Excite was engaged in a “land grab” to “become that starting point,” Bell said. The web at this time had a frontier mentality and so land grabbing was an increasingly common metaphor used by entrepreneurs. Fuelled by venture capital and IPOs, companies like Excite had a grow-at-all-costs strategy — with the hope that once they’d grabbed enough virtual land, they could then extract rent from its users. Excite’s goal, said Bell, was to “get big fast.”
Unfortunately for Excite, it struggled to keep up with the likes of Yahoo! and AOL. It eventually sold to a large cable ISP company called @Home Network in January 1999.
Search
During 1998, the leading names in search were either portals (Yahoo, Netscape, Excite) or search engines trying to turn themselves into portals (AltaVista, Infoseek, Lycos).
AltaVista was the most popular pure search engine of its time (not counting directories like Yahoo!). It had a destination site — for most of 1998 located at altavista.digital.com — but it also syndicated its search technology to partners like Yahoo and Netscape. So while many users visited AltaVista directly, a large proportion of search query volume came from its presence on these popular portals.

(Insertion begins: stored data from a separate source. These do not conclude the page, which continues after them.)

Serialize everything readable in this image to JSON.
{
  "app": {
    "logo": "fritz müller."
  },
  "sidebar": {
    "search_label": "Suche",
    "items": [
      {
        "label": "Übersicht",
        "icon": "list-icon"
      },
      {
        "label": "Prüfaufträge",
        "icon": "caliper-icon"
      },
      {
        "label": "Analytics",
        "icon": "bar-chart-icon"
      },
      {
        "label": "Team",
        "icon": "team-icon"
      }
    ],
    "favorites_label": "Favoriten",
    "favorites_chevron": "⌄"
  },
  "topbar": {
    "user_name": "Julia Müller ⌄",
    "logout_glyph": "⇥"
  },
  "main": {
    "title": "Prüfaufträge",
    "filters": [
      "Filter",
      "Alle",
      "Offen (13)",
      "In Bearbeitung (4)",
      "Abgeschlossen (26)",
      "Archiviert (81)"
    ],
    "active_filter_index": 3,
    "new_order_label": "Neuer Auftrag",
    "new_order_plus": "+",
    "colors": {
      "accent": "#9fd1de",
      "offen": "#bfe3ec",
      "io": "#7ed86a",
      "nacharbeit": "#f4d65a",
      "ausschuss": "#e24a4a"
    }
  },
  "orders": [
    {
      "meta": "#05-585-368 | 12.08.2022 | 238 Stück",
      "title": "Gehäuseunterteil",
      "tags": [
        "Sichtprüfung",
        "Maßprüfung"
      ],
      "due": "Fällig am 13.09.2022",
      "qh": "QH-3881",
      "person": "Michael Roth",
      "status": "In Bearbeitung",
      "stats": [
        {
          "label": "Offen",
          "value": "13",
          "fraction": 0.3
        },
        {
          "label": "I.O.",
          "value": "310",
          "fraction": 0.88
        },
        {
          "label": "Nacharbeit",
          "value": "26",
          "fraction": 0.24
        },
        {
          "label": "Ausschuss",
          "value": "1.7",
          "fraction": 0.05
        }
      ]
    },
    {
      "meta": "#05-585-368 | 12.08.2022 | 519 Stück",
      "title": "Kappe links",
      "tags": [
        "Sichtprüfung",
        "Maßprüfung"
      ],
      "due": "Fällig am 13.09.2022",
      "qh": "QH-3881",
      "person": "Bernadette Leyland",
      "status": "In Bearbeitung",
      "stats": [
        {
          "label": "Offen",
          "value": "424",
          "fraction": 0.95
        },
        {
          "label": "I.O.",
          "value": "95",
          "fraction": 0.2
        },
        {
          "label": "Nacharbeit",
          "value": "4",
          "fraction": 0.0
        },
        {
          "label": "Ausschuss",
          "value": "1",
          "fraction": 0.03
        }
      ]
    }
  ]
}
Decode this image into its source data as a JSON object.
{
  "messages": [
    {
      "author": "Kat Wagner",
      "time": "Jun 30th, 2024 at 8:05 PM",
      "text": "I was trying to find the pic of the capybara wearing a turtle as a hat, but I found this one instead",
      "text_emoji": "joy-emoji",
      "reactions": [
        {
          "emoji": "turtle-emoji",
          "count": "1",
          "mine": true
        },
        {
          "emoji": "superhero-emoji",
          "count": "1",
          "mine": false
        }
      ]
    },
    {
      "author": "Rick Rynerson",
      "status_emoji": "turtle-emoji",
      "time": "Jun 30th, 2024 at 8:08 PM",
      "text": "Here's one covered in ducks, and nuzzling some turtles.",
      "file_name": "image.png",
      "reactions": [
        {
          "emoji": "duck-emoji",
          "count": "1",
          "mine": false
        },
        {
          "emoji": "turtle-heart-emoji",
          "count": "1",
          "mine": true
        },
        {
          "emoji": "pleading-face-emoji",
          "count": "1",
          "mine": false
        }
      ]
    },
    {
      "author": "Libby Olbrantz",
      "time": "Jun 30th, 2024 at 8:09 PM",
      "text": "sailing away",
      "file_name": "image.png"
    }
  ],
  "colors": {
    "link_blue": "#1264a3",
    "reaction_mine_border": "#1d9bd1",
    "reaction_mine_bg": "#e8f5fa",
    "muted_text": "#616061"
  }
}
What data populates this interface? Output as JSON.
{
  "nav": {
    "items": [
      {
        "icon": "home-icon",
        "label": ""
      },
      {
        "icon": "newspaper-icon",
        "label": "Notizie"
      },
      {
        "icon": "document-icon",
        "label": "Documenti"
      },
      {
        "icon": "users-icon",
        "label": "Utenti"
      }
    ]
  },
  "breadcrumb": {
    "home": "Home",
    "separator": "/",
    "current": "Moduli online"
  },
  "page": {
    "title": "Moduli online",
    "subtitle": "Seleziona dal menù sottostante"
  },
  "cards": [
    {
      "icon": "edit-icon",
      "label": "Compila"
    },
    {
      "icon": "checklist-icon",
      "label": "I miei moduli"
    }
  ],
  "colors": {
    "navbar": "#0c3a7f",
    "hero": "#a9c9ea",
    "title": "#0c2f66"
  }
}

For much of the year, Google was merely an academic project. It gathered some attention, including from Danny Sullivan’s Search Engine Watch, but to break through Google had to become a company and move off Stanford's web servers. So on September 4, 1998, founders Larry Page and Sergey Brin filed for incorporation.
By the end of 1998, a "beta" website was up and running on google.com.
Google in December 1998.
Things would never be the same again in search, or on the web. AltaVista (now owned by Compaq) didn't yet know it, but 1998 was the peak year for portals. It was the end of an era — going forward, directories were out and search was in.